Friday, February 6, 2009

Quick Curried Lentil Soup

I heated my can of soup for quick dinner, served over rice. It was a trial of a lentil soup. I tasted nothing on my spoon. The wasted money and time hung over me right beside the question, "What the heck am I going to feed the kids?" And here is my answer.

Ingredients
1 can lentil soup
1/2 can diced tomatoes
1 bunch spinach, torn
2 cloves garlic, pressed
1/2 teaspoon garam masala
a good grating of ginger to taste
3 scallions
1 handful cilantro, torn, optional
leftover rice (just about any sort will do, but if you had naan, what bliss!)



Pour the soup and tomatoes into a pot (sightly larger than the one you usually use for canned soup) over medium heat. Squeeze in garlic. Grate in ginger. Tear spinach and chop scallions. Add to pot. Stir in garam masala. add rice. Let simmer until the whole soup is hot. stir in cilantro and serve.
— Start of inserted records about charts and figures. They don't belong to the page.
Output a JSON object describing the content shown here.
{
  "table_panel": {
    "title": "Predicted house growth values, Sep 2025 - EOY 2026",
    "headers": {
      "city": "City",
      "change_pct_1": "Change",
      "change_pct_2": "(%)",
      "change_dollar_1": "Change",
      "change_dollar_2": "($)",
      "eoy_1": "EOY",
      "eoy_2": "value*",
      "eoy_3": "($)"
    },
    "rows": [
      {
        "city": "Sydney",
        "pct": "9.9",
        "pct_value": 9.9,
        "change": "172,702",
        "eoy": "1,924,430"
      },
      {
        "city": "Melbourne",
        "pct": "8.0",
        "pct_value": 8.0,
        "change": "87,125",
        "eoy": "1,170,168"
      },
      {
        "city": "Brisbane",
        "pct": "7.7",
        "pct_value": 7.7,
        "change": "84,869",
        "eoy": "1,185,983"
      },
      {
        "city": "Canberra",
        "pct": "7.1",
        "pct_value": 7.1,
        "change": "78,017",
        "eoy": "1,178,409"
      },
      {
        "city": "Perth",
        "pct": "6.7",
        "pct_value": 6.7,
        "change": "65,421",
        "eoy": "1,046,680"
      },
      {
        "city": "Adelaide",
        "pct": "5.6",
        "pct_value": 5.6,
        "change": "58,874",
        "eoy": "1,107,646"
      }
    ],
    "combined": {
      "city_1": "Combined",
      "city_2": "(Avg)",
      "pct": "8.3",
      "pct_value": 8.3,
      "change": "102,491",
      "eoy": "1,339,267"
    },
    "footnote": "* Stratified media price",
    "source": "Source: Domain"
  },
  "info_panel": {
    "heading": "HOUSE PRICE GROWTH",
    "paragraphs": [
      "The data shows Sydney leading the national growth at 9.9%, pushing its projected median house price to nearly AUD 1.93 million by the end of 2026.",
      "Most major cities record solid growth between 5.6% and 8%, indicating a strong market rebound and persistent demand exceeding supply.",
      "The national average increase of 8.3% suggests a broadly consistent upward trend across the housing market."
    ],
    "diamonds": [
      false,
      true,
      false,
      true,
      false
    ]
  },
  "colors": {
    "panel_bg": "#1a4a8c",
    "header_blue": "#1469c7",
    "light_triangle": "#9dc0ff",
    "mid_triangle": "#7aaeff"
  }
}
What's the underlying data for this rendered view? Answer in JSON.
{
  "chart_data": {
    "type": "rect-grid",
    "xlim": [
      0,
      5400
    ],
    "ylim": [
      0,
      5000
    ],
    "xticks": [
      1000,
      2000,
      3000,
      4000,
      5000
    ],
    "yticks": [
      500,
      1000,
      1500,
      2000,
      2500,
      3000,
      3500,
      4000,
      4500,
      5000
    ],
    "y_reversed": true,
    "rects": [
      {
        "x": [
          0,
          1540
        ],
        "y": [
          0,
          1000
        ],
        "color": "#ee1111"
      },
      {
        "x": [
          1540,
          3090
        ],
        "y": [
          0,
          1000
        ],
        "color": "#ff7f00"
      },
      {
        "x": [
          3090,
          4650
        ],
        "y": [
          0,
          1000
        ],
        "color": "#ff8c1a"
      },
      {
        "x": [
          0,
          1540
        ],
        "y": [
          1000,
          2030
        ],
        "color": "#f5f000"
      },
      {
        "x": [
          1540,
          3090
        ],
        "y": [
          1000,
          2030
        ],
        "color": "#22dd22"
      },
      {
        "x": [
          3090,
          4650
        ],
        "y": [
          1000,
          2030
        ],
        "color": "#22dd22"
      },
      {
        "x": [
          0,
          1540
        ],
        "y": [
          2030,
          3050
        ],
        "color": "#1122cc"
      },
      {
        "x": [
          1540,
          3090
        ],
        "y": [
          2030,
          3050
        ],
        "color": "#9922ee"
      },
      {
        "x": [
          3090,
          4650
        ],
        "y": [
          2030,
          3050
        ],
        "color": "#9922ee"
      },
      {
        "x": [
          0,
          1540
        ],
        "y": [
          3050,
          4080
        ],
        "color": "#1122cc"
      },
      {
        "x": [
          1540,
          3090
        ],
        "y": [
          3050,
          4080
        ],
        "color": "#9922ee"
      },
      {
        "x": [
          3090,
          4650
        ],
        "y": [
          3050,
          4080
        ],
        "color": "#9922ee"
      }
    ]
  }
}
note: Improving canned soups to make decent meals is not a science. Try adding corn, sauted mushrooms, and garlic to canned clam chowder for a boost in flavor. Pressed or minced garlic is a great addition to most soups and frozen veg make quick additions. This recipe isn't about strict guidelines. These are just ingredients already in my fridge, also known as leftovers.